Both Lieberman-Warner and Carper's bill employ emissions trading programs
where emitting sources swap allowances to help them meet the pollution
restrictions.

"We need to provide certainty for industry" on clean air regulation,
said Carper. "I believe that legislation is the approach that would provide
that certainty to industry and the rest of us."

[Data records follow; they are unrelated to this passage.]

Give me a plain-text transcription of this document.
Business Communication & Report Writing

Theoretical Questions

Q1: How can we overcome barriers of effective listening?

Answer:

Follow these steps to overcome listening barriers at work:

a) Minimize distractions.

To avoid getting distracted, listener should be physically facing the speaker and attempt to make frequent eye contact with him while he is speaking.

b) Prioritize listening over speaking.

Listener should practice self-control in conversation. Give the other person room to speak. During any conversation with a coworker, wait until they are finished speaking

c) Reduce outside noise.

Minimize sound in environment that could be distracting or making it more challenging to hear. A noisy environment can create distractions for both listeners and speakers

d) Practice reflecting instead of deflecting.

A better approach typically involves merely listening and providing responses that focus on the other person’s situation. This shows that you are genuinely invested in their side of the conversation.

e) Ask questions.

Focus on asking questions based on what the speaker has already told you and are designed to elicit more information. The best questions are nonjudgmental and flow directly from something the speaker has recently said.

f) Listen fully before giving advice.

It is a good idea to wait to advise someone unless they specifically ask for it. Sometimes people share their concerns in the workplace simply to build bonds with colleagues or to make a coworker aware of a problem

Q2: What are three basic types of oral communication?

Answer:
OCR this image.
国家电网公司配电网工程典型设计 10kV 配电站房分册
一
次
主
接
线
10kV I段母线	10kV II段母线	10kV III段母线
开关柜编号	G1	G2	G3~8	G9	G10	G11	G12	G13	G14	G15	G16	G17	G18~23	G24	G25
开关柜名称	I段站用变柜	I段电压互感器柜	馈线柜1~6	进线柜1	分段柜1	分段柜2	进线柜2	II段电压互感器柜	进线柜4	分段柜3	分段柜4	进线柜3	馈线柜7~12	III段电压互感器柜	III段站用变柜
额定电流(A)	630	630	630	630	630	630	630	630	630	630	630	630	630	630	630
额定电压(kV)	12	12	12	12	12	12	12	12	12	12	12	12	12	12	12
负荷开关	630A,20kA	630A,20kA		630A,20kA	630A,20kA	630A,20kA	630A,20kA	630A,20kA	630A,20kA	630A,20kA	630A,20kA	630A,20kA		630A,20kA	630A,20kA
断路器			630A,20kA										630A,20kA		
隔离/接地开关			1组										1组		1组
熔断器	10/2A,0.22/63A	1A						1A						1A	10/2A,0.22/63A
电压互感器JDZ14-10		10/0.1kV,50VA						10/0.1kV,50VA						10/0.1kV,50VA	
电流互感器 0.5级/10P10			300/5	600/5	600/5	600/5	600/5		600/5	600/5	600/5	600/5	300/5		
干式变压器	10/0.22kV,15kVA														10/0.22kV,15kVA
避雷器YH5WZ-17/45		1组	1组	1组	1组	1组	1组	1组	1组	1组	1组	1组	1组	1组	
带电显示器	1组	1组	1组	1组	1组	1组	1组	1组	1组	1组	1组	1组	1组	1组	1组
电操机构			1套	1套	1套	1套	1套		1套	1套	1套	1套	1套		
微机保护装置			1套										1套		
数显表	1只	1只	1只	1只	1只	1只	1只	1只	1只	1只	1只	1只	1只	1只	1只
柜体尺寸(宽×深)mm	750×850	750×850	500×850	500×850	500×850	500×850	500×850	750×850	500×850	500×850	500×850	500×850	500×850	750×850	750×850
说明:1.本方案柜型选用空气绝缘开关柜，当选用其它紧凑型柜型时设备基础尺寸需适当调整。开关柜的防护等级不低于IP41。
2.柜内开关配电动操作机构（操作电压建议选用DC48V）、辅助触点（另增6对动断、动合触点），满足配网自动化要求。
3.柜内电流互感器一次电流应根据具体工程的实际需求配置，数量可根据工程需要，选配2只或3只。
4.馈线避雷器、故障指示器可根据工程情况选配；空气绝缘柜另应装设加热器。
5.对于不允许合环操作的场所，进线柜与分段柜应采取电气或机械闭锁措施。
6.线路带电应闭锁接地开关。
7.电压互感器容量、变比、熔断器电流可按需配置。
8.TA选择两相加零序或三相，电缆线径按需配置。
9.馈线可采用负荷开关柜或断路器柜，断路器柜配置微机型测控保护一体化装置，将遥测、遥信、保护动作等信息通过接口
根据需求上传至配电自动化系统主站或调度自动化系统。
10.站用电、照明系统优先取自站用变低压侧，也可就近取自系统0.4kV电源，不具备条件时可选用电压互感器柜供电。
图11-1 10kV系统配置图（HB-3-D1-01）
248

Drafted by Joe Lieberman, Independent-Connecticut, and Virginia
Republican John Warner, the Lieberman-Warner bill, S. 2191, would begin
capping greenhouse gas emissions from the covered sectors in 2012 at 4% below
2005 levels. The emissions cap would increase incrementally as the number of
free allowances to industry shrinks. By 2031, all emission allowances would
have to be bought at auction.

Boxer and Carper said they hoped support for the bill would be buoyed by
a $300-million media campaign on climate change awareness by former Senator
and US Vice President Al Gore, who won the Nobel Peace Prize for his work on
global warming.

Boxer said she expected opponents to a climate change mandate to unload
millions of dollars for their effort. Gore's campaign "will balance the other
side."

Gore on Monday unveiled the three-year nationwide advertizing campaign
through his Alliance for Climate Protection non-profit to gather 10 million
supporters of a climate change policy.

"We can solve the climate crisis, but it will require a major shift in
public opinion and engagement," Gore said in his statement. "When politicians
hear the American people calling loud and clear for change, they'll listen."